Former Vice President Dick Cheney waded into a spat between his daughters, Liz Cheney and Mary Cheney, who is openly gay, saying that Liz’s kindness to her sister shouldn’t be used to “distort” her position supporting “traditional marriage.”
One day after the two sisters appeared to take their disagreement public, Cheney and his wife, Lynne, issued a statement defending their daughter Liz, who is running for Senate in Wyoming.
“Liz has always believed in the traditional definition of marriage,” the Cheneys said in a statement today. “She has also always treated her sister and her sister’s family with love and respect, exactly as she should have done.
“Compassion is called for, even when there is disagreement about such a fundamental matter and Liz’s many kindnesses shouldn’t be used to distort her position,” they added.

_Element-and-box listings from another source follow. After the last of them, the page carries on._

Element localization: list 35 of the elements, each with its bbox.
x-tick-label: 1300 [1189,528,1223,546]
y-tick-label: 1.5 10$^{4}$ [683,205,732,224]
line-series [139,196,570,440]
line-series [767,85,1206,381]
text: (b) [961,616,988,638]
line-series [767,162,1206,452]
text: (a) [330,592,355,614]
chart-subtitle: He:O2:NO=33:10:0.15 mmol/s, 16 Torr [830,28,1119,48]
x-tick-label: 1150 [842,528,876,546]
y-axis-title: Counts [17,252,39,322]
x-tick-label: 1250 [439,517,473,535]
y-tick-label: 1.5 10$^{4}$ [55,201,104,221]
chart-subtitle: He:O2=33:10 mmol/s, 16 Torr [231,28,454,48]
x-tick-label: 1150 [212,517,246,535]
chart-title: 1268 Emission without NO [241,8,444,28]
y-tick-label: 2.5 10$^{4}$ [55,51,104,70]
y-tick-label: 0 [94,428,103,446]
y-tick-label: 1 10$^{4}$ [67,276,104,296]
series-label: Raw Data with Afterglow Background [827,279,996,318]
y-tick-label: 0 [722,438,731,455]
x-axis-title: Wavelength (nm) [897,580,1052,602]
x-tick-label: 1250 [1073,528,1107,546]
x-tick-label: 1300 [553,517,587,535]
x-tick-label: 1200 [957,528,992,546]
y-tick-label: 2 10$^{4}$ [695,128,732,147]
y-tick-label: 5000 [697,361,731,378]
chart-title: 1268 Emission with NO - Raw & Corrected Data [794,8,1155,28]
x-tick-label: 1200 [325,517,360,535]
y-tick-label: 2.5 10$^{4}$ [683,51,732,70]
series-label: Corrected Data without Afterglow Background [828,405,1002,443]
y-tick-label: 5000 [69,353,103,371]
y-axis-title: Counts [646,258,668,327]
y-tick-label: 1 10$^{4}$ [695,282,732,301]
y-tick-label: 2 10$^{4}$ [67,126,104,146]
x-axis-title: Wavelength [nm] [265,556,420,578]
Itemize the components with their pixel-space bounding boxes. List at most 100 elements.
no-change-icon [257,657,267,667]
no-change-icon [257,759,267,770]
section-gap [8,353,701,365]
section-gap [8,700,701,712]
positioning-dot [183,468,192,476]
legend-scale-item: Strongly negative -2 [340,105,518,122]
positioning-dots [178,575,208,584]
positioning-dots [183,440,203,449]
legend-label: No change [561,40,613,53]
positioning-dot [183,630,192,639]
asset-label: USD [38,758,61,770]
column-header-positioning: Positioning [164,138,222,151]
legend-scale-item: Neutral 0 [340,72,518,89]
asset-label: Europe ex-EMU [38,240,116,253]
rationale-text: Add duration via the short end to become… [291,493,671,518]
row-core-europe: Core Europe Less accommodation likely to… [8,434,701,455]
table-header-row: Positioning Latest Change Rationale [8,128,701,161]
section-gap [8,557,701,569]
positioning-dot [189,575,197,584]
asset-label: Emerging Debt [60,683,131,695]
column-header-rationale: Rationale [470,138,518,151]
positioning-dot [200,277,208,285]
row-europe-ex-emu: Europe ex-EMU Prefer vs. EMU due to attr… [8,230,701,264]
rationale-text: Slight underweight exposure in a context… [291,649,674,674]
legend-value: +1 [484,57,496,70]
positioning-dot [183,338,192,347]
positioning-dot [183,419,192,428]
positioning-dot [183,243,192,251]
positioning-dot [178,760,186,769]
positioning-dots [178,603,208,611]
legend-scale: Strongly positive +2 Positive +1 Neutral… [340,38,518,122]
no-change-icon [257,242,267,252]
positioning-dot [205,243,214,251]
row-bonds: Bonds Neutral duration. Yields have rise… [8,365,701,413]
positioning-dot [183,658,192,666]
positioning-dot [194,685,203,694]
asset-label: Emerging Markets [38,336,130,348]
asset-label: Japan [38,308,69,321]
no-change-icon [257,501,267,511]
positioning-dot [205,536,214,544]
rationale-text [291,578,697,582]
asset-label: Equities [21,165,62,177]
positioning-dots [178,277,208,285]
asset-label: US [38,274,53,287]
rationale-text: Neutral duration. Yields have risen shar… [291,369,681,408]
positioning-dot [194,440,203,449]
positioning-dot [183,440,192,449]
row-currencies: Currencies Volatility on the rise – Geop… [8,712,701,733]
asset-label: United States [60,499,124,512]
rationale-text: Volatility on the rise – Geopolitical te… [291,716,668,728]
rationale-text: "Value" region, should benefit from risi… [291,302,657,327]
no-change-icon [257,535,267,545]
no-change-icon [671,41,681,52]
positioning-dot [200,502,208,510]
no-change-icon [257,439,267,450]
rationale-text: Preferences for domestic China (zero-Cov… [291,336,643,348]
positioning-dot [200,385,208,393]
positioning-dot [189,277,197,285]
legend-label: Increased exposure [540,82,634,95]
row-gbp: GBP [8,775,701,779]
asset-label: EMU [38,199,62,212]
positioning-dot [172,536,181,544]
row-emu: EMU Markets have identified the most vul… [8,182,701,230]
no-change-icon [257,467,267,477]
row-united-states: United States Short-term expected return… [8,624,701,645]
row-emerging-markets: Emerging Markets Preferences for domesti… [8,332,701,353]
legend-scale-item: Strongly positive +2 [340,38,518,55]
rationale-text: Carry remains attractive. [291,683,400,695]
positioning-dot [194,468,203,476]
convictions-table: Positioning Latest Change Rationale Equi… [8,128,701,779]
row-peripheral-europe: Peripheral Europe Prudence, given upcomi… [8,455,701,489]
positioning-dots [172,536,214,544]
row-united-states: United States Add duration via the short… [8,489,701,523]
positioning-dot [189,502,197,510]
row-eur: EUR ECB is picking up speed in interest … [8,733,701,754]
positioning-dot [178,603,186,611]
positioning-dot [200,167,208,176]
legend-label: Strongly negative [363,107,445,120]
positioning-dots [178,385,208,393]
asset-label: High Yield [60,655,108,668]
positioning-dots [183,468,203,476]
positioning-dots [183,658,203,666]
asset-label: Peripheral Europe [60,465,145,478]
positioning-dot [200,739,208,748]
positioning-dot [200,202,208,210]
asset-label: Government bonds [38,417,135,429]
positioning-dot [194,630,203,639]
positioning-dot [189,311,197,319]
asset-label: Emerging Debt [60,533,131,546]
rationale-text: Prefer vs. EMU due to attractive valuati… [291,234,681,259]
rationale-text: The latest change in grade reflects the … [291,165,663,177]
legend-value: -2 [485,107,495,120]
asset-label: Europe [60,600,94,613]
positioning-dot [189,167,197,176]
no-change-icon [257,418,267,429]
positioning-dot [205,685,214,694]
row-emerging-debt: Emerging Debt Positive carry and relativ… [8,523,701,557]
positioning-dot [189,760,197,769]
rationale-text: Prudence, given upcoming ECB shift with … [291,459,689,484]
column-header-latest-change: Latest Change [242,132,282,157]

The statement made no mention of Mary Cheney, 44, or her wife, Heather Poe.
Liz Cheney, who is challenging the Republican incumbent Sen. Mike Enzi of Wyoming in 2014, said on Fox News Sunday that she and her sister “disagree” on the issue of gay marriage.
“I do believe it’s an issue that’s got to be left up to states,” Liz Cheney, 47, said. “I do believe in the traditional definition of marriage.”
The comment prompted Mary Cheney’s wife to issue a bruising statement on Facebook, which suggested that her sister-in-law welcomed their relationship privately.
“Liz has been a guest in our home, has spent time and shared holidays with our children, and when Mary and I got married in 2012 – she didn’t hesitate to tell us how happy she was for us,” Poe wrote on Facebook Sunday. “To have her now say she doesn’t support our right to marry is offensive to say the least.
“I can’t help but wonder how Liz would feel if as she moved from state to state, she discovered that her family was protected in one but not the other.”
Poe’s statement was quickly endorsed in a separate statement by Mary, who has two children.
Poe and Cheney married in 2012, and Dick Cheney has been publicly supportive of same-sex marriage since 2009.
But Liz Cheney, locked in a Senate primary with Enzi, has sought to run to the sitting senator’s right flank.
The Cheney parents suggested, however, that the family rift over the issue existed long before the Senate bid by Cheney, who has five children.
“This is an issue we have dealt with privately for many years,” they said, “and we are pained to see it become public.”